Чума
Еще раз я решил возвращаться на родину через Хорасан. Несмотря на то, что мой путь пролегал через Фарс, входящий в мои владения, я все время высылал вперед разведочные дозоры, а позади войска назначил арьергард для прикрытия тыла. Через два дня, после того, как мы выступили из Тахт-э Сулеймана, дозорные сообщили, что видят некую толпу безоружных людей, двигавшихся нам навстречу, а затем поступило сообщение, что люди те — беженцы. Дозорные спросили их о причине их бегства, те разъяснили что бегут от чумы. Я велел привести нескольких из них ко мне, чтобы расспросить, откуда появилась та болезнь. Они ответили, что люди мрут от чумы в городах, расположенных на юге Фарса. Города которые называли беглецы, были морскими портами, расположенными на территории Фарса.
С того дня нам навстречу ежедневно попадались беженцы. Я их расспрашивал и узнавал, что на моем пути из Фарса в Хорасан случаев заболевания чумой не наблюдалось. Чтобы скорее удалиться от районов, где свирепствовала чума, я велел, чтобы войско двигалось быстрее, так же я выслал вперед отряд заготовителей продовольствия и фуража, чтобы в пути не возникло задержек из-за нехватки еды. Когда дошли до Дарабуджерда, я велел устроить двухдневный привал, чтобы лошади получили необходимый отдых. В первый же день мне сообщили о заболевании нескольких воинов, все они жаловались на головную боль и жар. Я спросил, войскового лекаря не заболели ли они чумой. Лекарь ответил, что причину болезни определить он не сумел, вместе с тем он не видел в ней признаков чумы. На второй день заболело еще большее число людей, а те, кто заболел в первый день, стали жаловаться на боли в подмышках и паху. На этот раз лекарь сказал, что нет сомнений в том, что все они заразились чумой, поскольку это признаки именно той болезни, когда в подмышках и паху появляются опухоли в виде твердых шишек, причиняющих невыносимую боль.

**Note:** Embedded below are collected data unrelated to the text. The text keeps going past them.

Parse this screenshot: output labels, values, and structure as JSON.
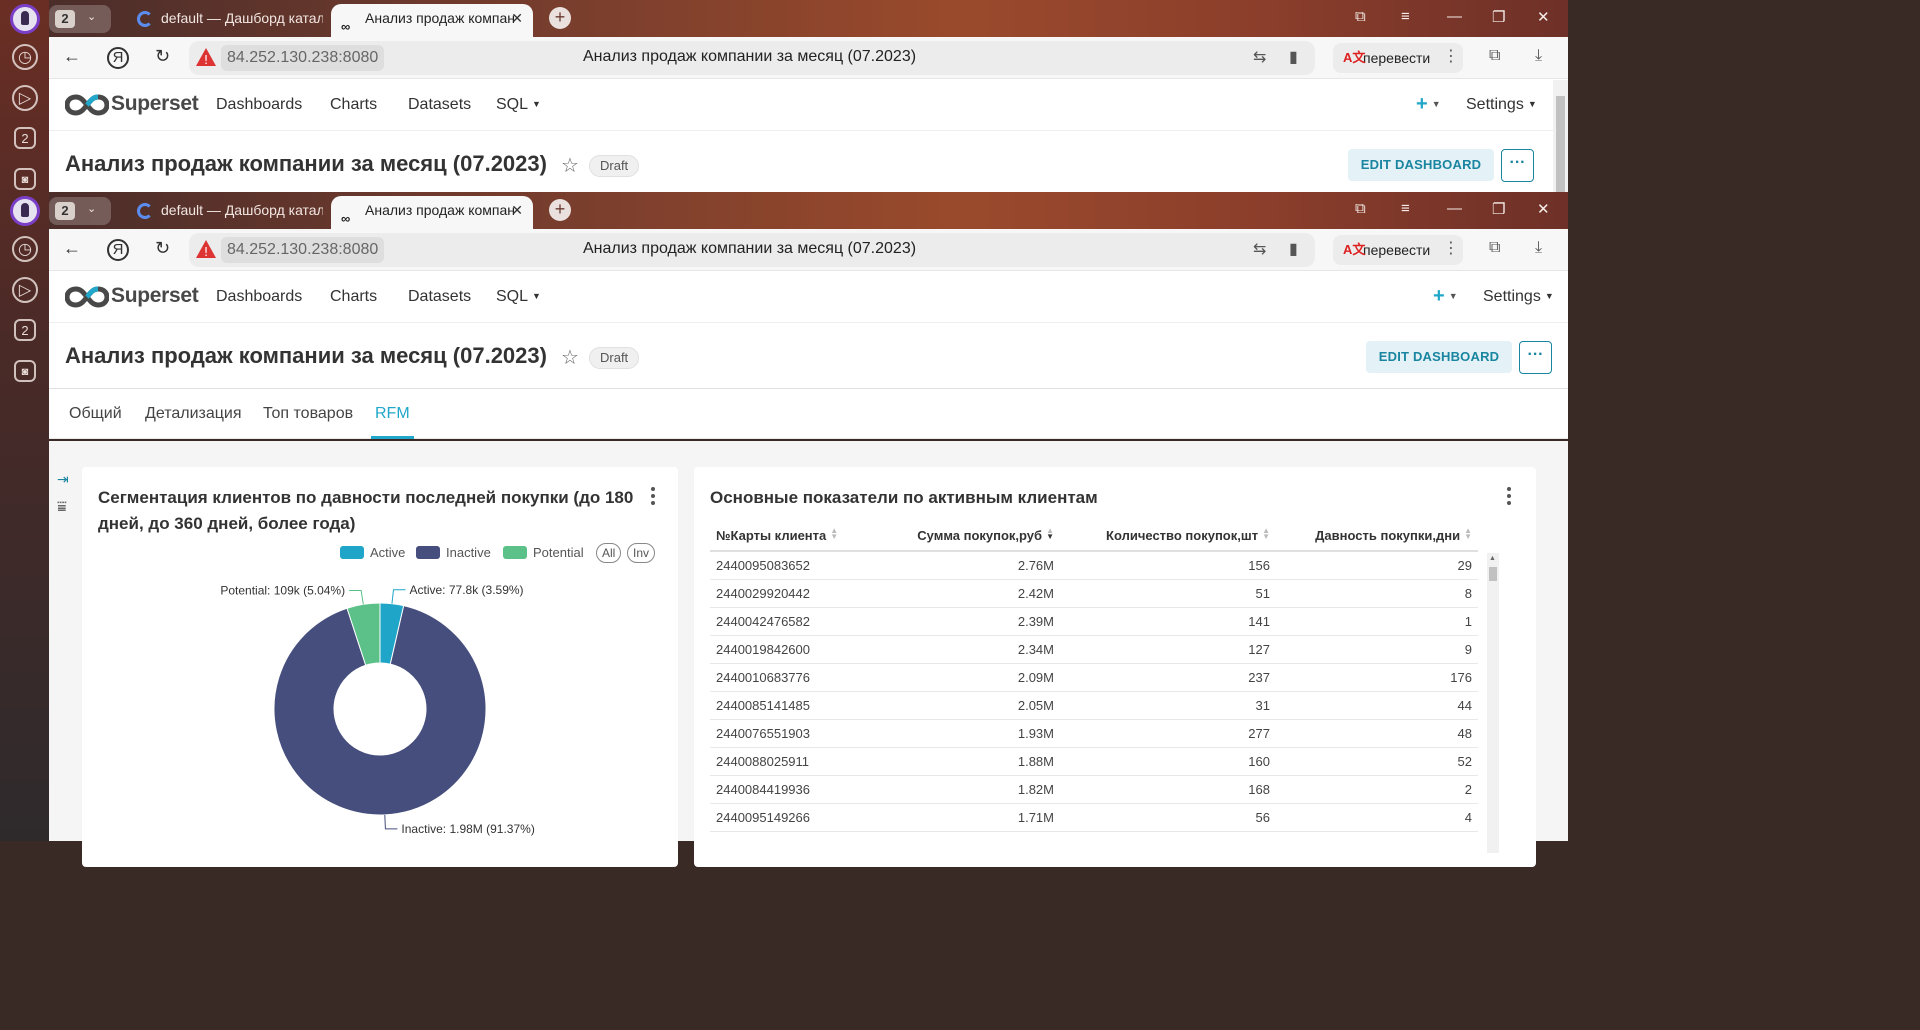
{
  "side": {
    "tab_count_badge": "2"
  },
  "browser": {
    "tab_count": "2",
    "tabs": [
      {
        "label": "default — Дашборд катал"
      },
      {
        "label": "Анализ продаж компан"
      }
    ],
    "host": "84.252.130.238:8080",
    "page_title": "Анализ продаж компании за месяц (07.2023)",
    "translate_label": "перевести"
  },
  "superset": {
    "brand": "Superset",
    "nav": [
      "Dashboards",
      "Charts",
      "Datasets",
      "SQL"
    ],
    "plus": "+",
    "settings": "Settings"
  },
  "dashboard": {
    "title": "Анализ продаж компании за месяц (07.2023)",
    "status": "Draft",
    "edit_label": "EDIT DASHBOARD",
    "more_label": "···",
    "tabs": [
      "Общий",
      "Детализация",
      "Топ товаров",
      "RFM"
    ],
    "active_tab": "RFM"
  },
  "colors": {
    "active": "#1fa5c8",
    "inactive": "#454e7c",
    "potential": "#5bc189",
    "accent": "#20a7c9"
  },
  "pie_card": {
    "title": "Сегментация клиентов по давности последней покупки (до 180 дней, до 360 дней, более года)",
    "legend_all": "All",
    "legend_inv": "Inv"
  },
  "chart_data": {
    "type": "pie",
    "title": "Сегментация клиентов по давности последней покупки (до 180 дней, до 360 дней, более года)",
    "legend_placement": "top-right",
    "donut": true,
    "slices": [
      {
        "name": "Active",
        "value": 77800,
        "percent": 3.59,
        "label": "Active: 77.8k (3.59%)",
        "color": "#1fa5c8"
      },
      {
        "name": "Inactive",
        "value": 1980000,
        "percent": 91.37,
        "label": "Inactive: 1.98M (91.37%)",
        "color": "#454e7c"
      },
      {
        "name": "Potential",
        "value": 109000,
        "percent": 5.04,
        "label": "Potential: 109k (5.04%)",
        "color": "#5bc189"
      }
    ]
  },
  "table_card": {
    "title": "Основные показатели по активным клиентам",
    "columns": [
      "№Карты клиента",
      "Сумма покупок,руб",
      "Количество покупок,шт",
      "Давность покупки,дни"
    ],
    "rows": [
      [
        "2440095083652",
        "2.76M",
        "156",
        "29"
      ],
      [
        "2440029920442",
        "2.42M",
        "51",
        "8"
      ],
      [
        "2440042476582",
        "2.39M",
        "141",
        "1"
      ],
      [
        "2440019842600",
        "2.34M",
        "127",
        "9"
      ],
      [
        "2440010683776",
        "2.09M",
        "237",
        "176"
      ],
      [
        "2440085141485",
        "2.05M",
        "31",
        "44"
      ],
      [
        "2440076551903",
        "1.93M",
        "277",
        "48"
      ],
      [
        "2440088025911",
        "1.88M",
        "160",
        "52"
      ],
      [
        "2440084419936",
        "1.82M",
        "168",
        "2"
      ],
      [
        "2440095149266",
        "1.71M",
        "56",
        "4"
      ]
    ]
  }
}
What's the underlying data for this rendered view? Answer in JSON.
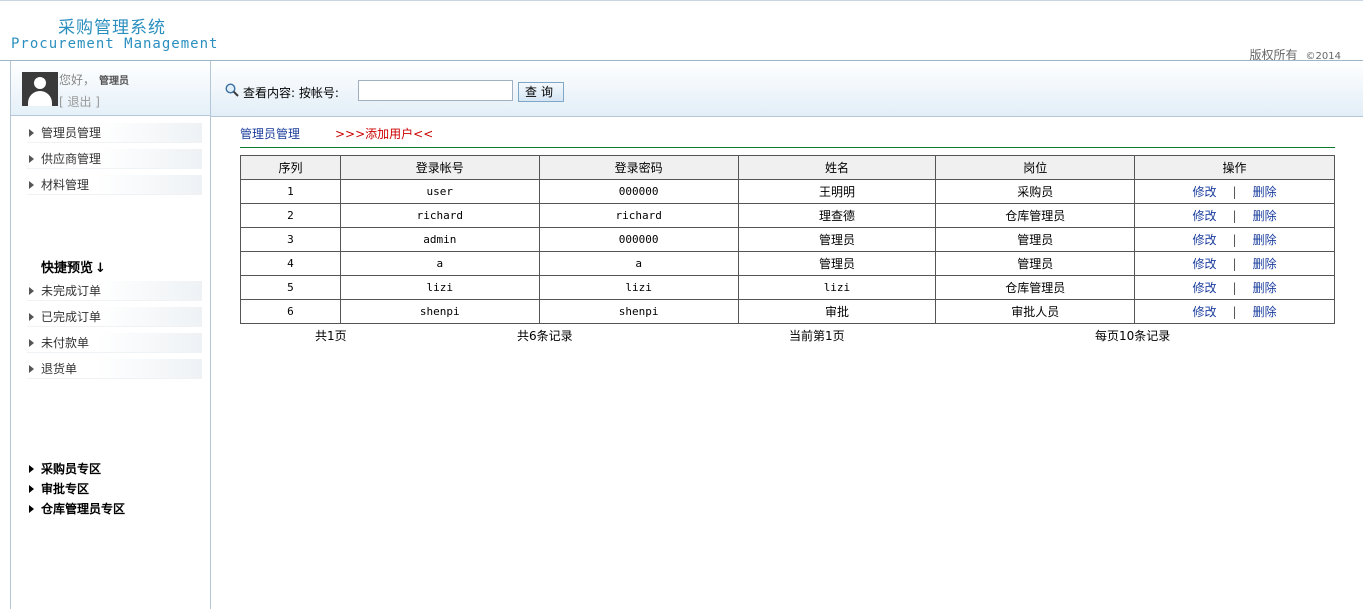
{
  "header": {
    "title_cn": "采购管理系统",
    "title_en": "Procurement Management",
    "copyright": "版权所有",
    "year": "©2014"
  },
  "user": {
    "greeting": "您好，",
    "name": "管理员",
    "logout": "[ 退出 ]"
  },
  "sidebar": {
    "menu": [
      "管理员管理",
      "供应商管理",
      "材料管理"
    ],
    "quick_title": "快捷预览",
    "quick_arrow": "↓",
    "quick_items": [
      "未完成订单",
      "已完成订单",
      "未付款单",
      "退货单"
    ],
    "zones": [
      "采购员专区",
      "审批专区",
      "仓库管理员专区"
    ]
  },
  "search": {
    "label": "查看内容:  按帐号:",
    "value": "",
    "button": "查询"
  },
  "content": {
    "crumb": "管理员管理",
    "add_link": ">>>添加用户<<",
    "columns": [
      "序列",
      "登录帐号",
      "登录密码",
      "姓名",
      "岗位",
      "操作"
    ],
    "rows": [
      {
        "no": "1",
        "account": "user",
        "password": "000000",
        "name": "王明明",
        "post": "采购员"
      },
      {
        "no": "2",
        "account": "richard",
        "password": "richard",
        "name": "理查德",
        "post": "仓库管理员"
      },
      {
        "no": "3",
        "account": "admin",
        "password": "000000",
        "name": "管理员",
        "post": "管理员"
      },
      {
        "no": "4",
        "account": "a",
        "password": "a",
        "name": "管理员",
        "post": "管理员"
      },
      {
        "no": "5",
        "account": "lizi",
        "password": "lizi",
        "name": "lizi",
        "post": "仓库管理员"
      },
      {
        "no": "6",
        "account": "shenpi",
        "password": "shenpi",
        "name": "审批",
        "post": "审批人员"
      }
    ],
    "edit_label": "修改",
    "separator": "|",
    "delete_label": "删除",
    "pager": {
      "total_pages": "共1页",
      "total_records": "共6条记录",
      "current_page": "当前第1页",
      "per_page": "每页10条记录"
    }
  }
}
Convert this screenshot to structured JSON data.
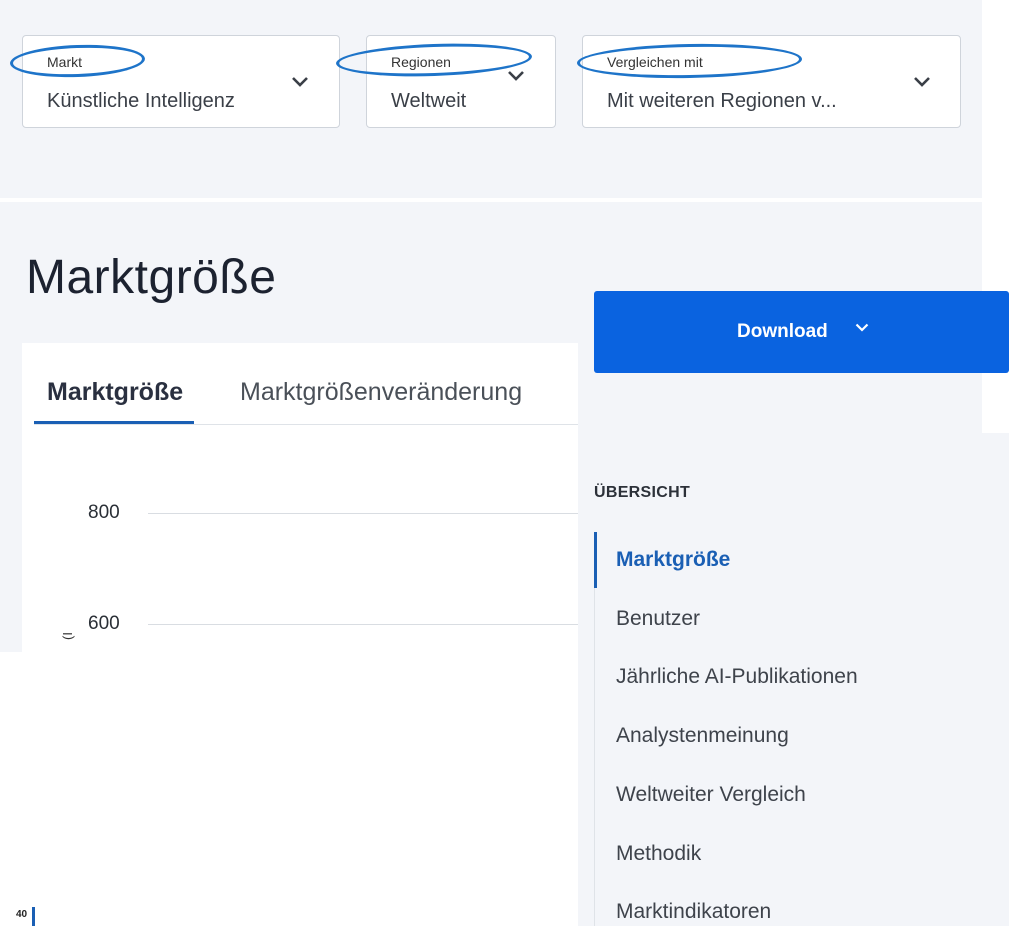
{
  "filters": [
    {
      "label": "Markt",
      "value": "Künstliche Intelligenz"
    },
    {
      "label": "Regionen",
      "value": "Weltweit"
    },
    {
      "label": "Vergleichen mit",
      "value": "Mit weiteren Regionen v..."
    }
  ],
  "page_title": "Marktgröße",
  "tabs": [
    "Marktgröße",
    "Marktgrößenveränderung"
  ],
  "chart": {
    "y_ticks": [
      "800",
      "600",
      "40"
    ],
    "axis_unit_fragment": "(I"
  },
  "download": {
    "label": "Download"
  },
  "sidebar": {
    "title": "ÜBERSICHT",
    "items": [
      "Marktgröße",
      "Benutzer",
      "Jährliche AI-Publikationen",
      "Analystenmeinung",
      "Weltweiter Vergleich",
      "Methodik",
      "Marktindikatoren"
    ]
  },
  "colors": {
    "accent": "#0a63e0",
    "highlight_circle": "#1e74c9",
    "background": "#f3f5f9"
  }
}
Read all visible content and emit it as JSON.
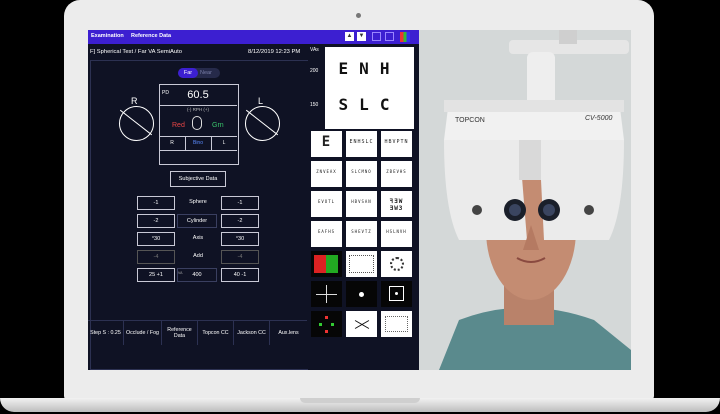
{
  "topbar": {
    "tabs": [
      "Examination",
      "Reference Data"
    ],
    "up_arrow": "▲",
    "down_arrow": "▼"
  },
  "header": {
    "test_title": "F] Spherical Test / Far VA SemiAuto",
    "datetime": "8/12/2019 12:23 PM"
  },
  "distance": {
    "far": "Far",
    "near": "Near",
    "selected": "Far"
  },
  "pd": {
    "label": "PD",
    "value": "60.5",
    "rph_label": "(-) RPH (+)",
    "red": "Red",
    "green": "Grn",
    "segments": [
      "R",
      "Bino",
      "L"
    ]
  },
  "eyes": {
    "right": "R",
    "left": "L"
  },
  "subjective_button": "Subjective Data",
  "rows": [
    {
      "label": "Sphere",
      "right": "-1",
      "left": "-1",
      "dim": false
    },
    {
      "label": "Cylinder",
      "right": "-2",
      "left": "-2",
      "dim": false
    },
    {
      "label": "Axis",
      "right": "°30",
      "left": "°30",
      "dim": false
    },
    {
      "label": "Add",
      "right": "-4",
      "left": "-4",
      "dim": true
    },
    {
      "label": "400",
      "right": "25 +1",
      "left": "40 -1",
      "dim": false
    }
  ],
  "va_small": "VA",
  "bottom_bar": [
    "Step S : 0.25",
    "Occlude / Fog",
    "Reference Data",
    "Topcon CC",
    "Jackson CC",
    "Aux.lens"
  ],
  "chart": {
    "va_header": "VAs",
    "va_values": [
      "200",
      "150"
    ],
    "line1": "ENH",
    "line2": "SLC"
  },
  "thumbnails": [
    [
      "E",
      "ENHSLC",
      "HBVPTN"
    ],
    [
      "ZNVEAX",
      "SLCMNO",
      "ZBEVHS"
    ],
    [
      "EVOTL",
      "HBVSAN",
      "ꟻƎW ƎWЗ"
    ],
    [
      "EAFHS",
      "SHEVTZ",
      "HSLNVH"
    ]
  ],
  "photo_labels": {
    "brand": "TOPCON",
    "model": "CV-5000"
  },
  "colors": {
    "accent": "#3c1fd1",
    "panel_bg": "#0f1224",
    "red": "#e84545",
    "green": "#39c56b",
    "bino": "#5b8cff"
  }
}
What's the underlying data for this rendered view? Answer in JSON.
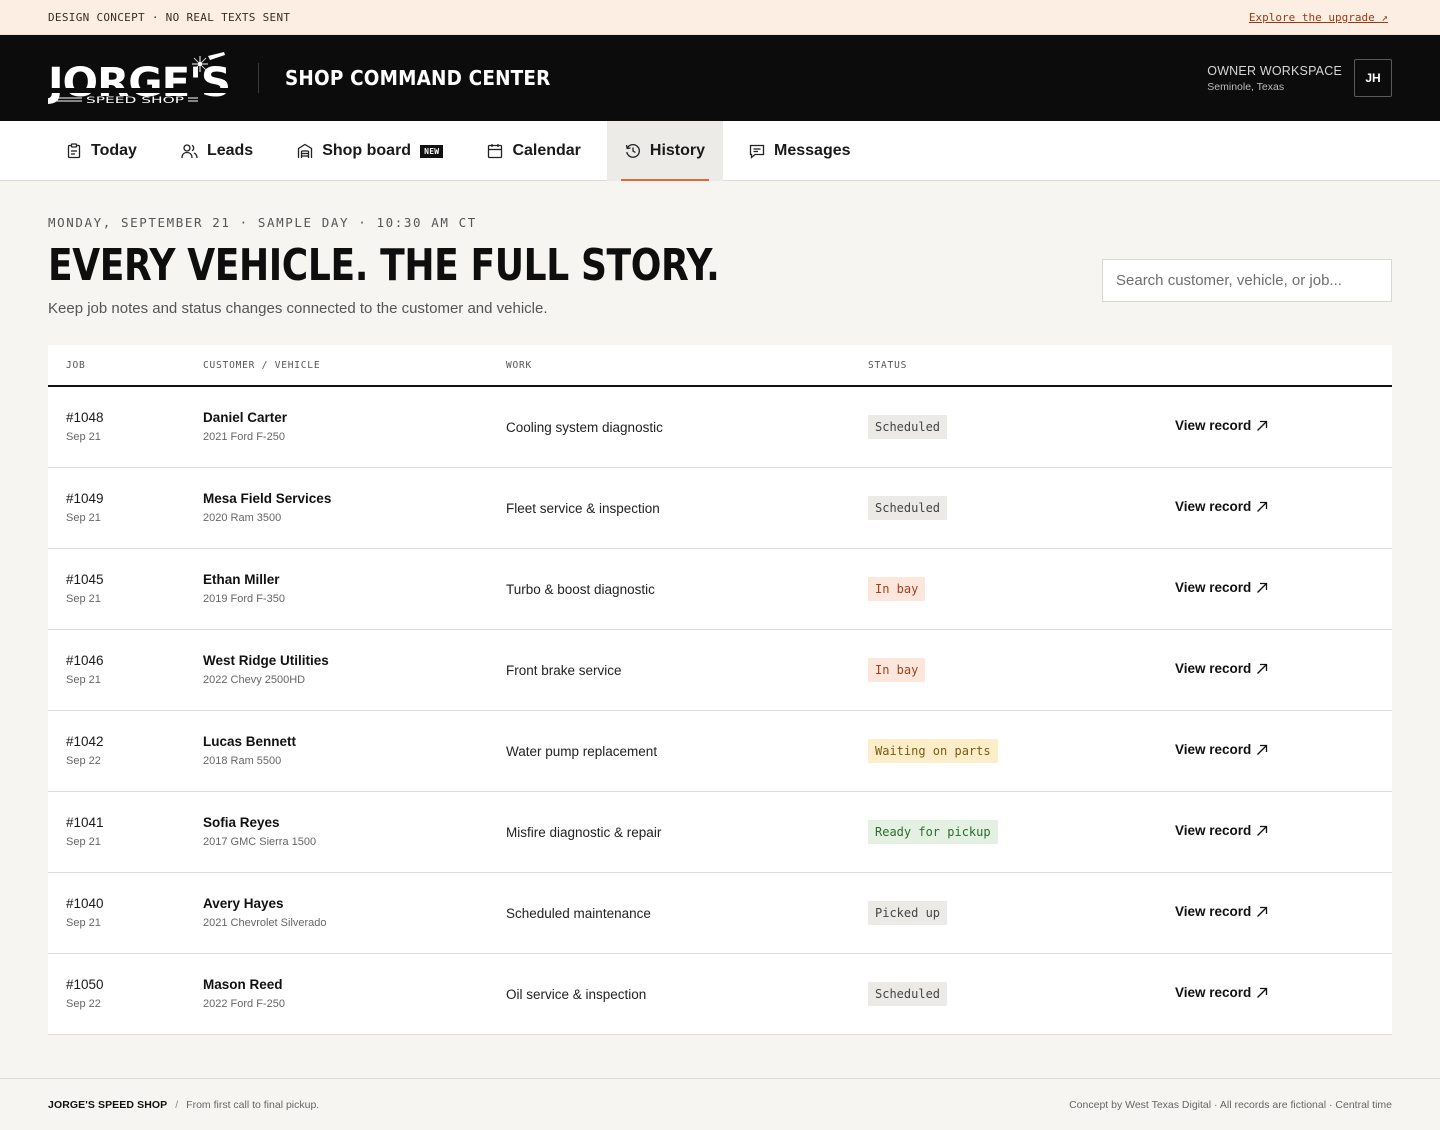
{
  "banner": {
    "text": "DESIGN CONCEPT · NO REAL TEXTS SENT",
    "link": "Explore the upgrade ↗"
  },
  "header": {
    "logo_main": "JORGE'S",
    "logo_sub": "SPEED SHOP",
    "title": "SHOP COMMAND CENTER",
    "workspace_label": "OWNER WORKSPACE",
    "workspace_location": "Seminole, Texas",
    "avatar_initials": "JH"
  },
  "nav": {
    "today": "Today",
    "leads": "Leads",
    "shop_board": "Shop board",
    "shop_board_badge": "NEW",
    "calendar": "Calendar",
    "history": "History",
    "messages": "Messages",
    "active": "history"
  },
  "page": {
    "date_line": "MONDAY, SEPTEMBER 21 · SAMPLE DAY · 10:30 AM CT",
    "title": "EVERY VEHICLE. THE FULL STORY.",
    "subtitle": "Keep job notes and status changes connected to the customer and vehicle.",
    "search_placeholder": "Search customer, vehicle, or job..."
  },
  "table": {
    "headers": {
      "job": "JOB",
      "customer": "CUSTOMER / VEHICLE",
      "work": "WORK",
      "status": "STATUS"
    },
    "action_label": "View record",
    "rows": [
      {
        "job": "#1048",
        "date": "Sep 21",
        "customer": "Daniel Carter",
        "vehicle": "2021 Ford F-250",
        "work": "Cooling system diagnostic",
        "status": "Scheduled",
        "status_kind": "scheduled"
      },
      {
        "job": "#1049",
        "date": "Sep 21",
        "customer": "Mesa Field Services",
        "vehicle": "2020 Ram 3500",
        "work": "Fleet service & inspection",
        "status": "Scheduled",
        "status_kind": "scheduled"
      },
      {
        "job": "#1045",
        "date": "Sep 21",
        "customer": "Ethan Miller",
        "vehicle": "2019 Ford F-350",
        "work": "Turbo & boost diagnostic",
        "status": "In bay",
        "status_kind": "inbay"
      },
      {
        "job": "#1046",
        "date": "Sep 21",
        "customer": "West Ridge Utilities",
        "vehicle": "2022 Chevy 2500HD",
        "work": "Front brake service",
        "status": "In bay",
        "status_kind": "inbay"
      },
      {
        "job": "#1042",
        "date": "Sep 22",
        "customer": "Lucas Bennett",
        "vehicle": "2018 Ram 5500",
        "work": "Water pump replacement",
        "status": "Waiting on parts",
        "status_kind": "waiting"
      },
      {
        "job": "#1041",
        "date": "Sep 21",
        "customer": "Sofia Reyes",
        "vehicle": "2017 GMC Sierra 1500",
        "work": "Misfire diagnostic & repair",
        "status": "Ready for pickup",
        "status_kind": "ready"
      },
      {
        "job": "#1040",
        "date": "Sep 21",
        "customer": "Avery Hayes",
        "vehicle": "2021 Chevrolet Silverado",
        "work": "Scheduled maintenance",
        "status": "Picked up",
        "status_kind": "picked"
      },
      {
        "job": "#1050",
        "date": "Sep 22",
        "customer": "Mason Reed",
        "vehicle": "2022 Ford F-250",
        "work": "Oil service & inspection",
        "status": "Scheduled",
        "status_kind": "scheduled"
      }
    ]
  },
  "footer": {
    "brand": "JORGE'S SPEED SHOP",
    "separator": "/",
    "tagline": "From first call to final pickup.",
    "right": "Concept by West Texas Digital · All records are fictional · Central time"
  },
  "colors": {
    "accent": "#e06a3a",
    "header_bg": "#0c0c0c",
    "banner_bg": "#fdeee3",
    "page_bg": "#f6f5f1"
  }
}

Я спросил лекаря, как лечится та болезнь. Он ответил, что она неизлечима, больной неизбежно умирает или излечивается сам по себе. Вечером я вызвал военачальников которым велел, чтобы на рассвете следующего дня они оставили всех заболевших в Дарабуджерде и спешно уводили войско от той болезни, ибо, если мы задержимся в том городе из-за заболевших, то погибнем все. После захода солнца я совершил вечерний намаз и хотел приступить к ужину, когда почувствовал, что меня охватили лихорадочная дрожь и озноб.
Желая согреться, я велел слугам укрыть меня плащом, примерно через час мне наконец стало тепло, однако жар не спадал, сильно болела голова. Лекарь поил меня отваром приготовленным из цветов травы «гав-забан» (т. е., воловик, огуречник аптечный), чтобы я хорошенько пропотел. Затем он велел нагреть множество камней на костре, их выложили на мангал, укрыв одеялом мою голову, склоненную над мангалом, он стал брызгать водой на раскаленные камни. Поднявшийся пар невыносимо обжигал лицо, я терпел, со временем я основательно пропотел, головная боль и жар уменьшились и я сумел немного поспать. Но затем снова усилились головная боль и жар, и на этот раз ни отвар и ни повторное пропаривание уже не помогали.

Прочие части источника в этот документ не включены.